Mezcolanza, entonces. Y también humor, el encuentro de lirismo y humor. Un
humor más emparentado con la sonrisa que con la carcajada –el sonreír de los
tontos-, que a veces roza la ironía, pero que nunca llega a la mueca.
Mi hija
Soledad fue la primera lectora: su entusiasmo me alentó a continuar. Y sus
acertadas indicaciones me sirvieron en la etapa de corrección. Ella me convenció de que el título era el
adecuado, por el doble sentido de la expresión «familia china»: uno, el
evidente; y el otro, el que alude en nuestra lengua coloquial a una
particularidad inextricable. Más tarde, la lectura de Antonio Moro, amigo y
poeta cordobés, resultó fundamental para que pudiera seguir adelante. Cuando
creí que el libro estaba concluido, entregué el material a otro amigo, el poeta
y dramaturgo Alfredo Rosenbaum, quien llevó a escena los poemas, en el Teatro
Rojas.
El
estreno de esa obra coincidió con la publicación del libro, editado por José
Luis Mangeri, en Editorial Tierra Firme. La salida del libro me conmocionó.
Pero asistir como espectadora al estreno y a las sucesivas representaciones fue
una experiencia impactante. Creo que fue gracias a esa conmoción que comprendí
hondamente el sentido de los poemas de ese libro. Hilos Editora lo reeditó en 2012, en una
versión que incluye tres textos inéditos.
*
Cuando las tres chicas se acercan,
el padre cierra
el abanico de sus sentimientos, de
golpe. Tiene
miedo el padre chino de que el calor
de sus hijas
desplanche las rayitas de su alma,
plisadas con suma
paciencia por sus antepasados.
El miedo le hace pitar de una
boquilla elongada
hasta el límite. Chupa del pico el
hombre, y de su
boca evaporada por el humo se
desprenden pensamientos finitos como el perfil de un pez raya.

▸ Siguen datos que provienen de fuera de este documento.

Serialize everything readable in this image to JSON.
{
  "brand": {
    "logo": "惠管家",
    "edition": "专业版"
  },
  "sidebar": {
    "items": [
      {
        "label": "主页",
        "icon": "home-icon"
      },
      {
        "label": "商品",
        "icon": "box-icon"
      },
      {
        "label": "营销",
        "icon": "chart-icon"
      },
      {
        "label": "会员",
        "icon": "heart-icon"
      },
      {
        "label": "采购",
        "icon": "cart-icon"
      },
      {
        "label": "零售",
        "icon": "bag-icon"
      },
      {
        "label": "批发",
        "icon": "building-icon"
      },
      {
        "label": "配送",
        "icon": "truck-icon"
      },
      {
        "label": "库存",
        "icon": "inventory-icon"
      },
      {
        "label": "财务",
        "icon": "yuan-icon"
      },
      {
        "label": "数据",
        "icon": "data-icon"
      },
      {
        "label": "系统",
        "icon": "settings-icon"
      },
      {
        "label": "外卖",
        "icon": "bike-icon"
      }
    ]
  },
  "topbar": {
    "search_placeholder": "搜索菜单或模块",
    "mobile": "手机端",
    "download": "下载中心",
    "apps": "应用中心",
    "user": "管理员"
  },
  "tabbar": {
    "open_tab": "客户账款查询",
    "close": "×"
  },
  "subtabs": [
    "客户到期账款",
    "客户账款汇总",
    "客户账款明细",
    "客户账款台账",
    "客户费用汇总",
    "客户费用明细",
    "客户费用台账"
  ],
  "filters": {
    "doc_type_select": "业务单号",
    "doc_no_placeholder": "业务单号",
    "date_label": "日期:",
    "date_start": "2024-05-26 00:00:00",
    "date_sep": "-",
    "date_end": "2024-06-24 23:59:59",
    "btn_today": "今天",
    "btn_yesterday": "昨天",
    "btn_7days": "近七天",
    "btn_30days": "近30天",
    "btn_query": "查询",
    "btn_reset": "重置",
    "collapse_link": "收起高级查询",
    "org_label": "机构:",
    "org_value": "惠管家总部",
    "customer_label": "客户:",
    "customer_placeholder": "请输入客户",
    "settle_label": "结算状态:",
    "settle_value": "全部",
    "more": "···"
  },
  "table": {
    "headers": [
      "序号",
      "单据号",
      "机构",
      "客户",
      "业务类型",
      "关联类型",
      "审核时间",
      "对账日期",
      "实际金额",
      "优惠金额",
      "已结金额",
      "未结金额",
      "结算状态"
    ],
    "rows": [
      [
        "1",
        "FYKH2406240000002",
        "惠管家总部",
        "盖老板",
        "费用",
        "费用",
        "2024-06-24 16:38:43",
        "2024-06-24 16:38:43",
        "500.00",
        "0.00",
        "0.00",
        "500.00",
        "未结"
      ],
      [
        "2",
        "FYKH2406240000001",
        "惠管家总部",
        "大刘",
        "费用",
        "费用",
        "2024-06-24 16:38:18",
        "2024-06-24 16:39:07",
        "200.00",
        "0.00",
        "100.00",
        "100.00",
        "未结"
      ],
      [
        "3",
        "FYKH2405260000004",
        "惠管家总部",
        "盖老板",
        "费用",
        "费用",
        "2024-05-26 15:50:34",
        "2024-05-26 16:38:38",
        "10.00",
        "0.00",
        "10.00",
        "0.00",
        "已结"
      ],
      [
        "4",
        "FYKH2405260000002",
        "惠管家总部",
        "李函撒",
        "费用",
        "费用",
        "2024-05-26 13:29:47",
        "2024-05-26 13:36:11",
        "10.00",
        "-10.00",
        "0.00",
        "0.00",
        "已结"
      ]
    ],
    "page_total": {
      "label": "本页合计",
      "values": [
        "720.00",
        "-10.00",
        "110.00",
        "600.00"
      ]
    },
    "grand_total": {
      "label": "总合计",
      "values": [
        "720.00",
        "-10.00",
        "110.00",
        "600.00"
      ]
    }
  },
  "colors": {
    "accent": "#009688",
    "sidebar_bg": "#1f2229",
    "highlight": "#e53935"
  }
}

Es
el opio de los pueblos con que carga
su boquilla el
que lo hace descifrar sus
pensamientos en voz alta.
“Esas tintoreras –dice de sus hijas–
calientan la pava
y después yo salgo hecho una
planicie. Qué saben
ellas, tan chiquitas, del trabajo
que costó a mis antepasados imitar el oscuro abanico de las olas, escama por
escama, durante milenios, hasta hacer de
mi alma este biombo musical que sólo
los hombres
chinos saben desplegar con
dignidad.”
Al escucharlo, la más china de las
tres chicas desenrolla el caracol de su rodete en señal de rebelión.
Cae ondulado el bandoneón de su
pelo, y el padre
recuerda
el golpe, seco, de una sombrilla al cerrarse.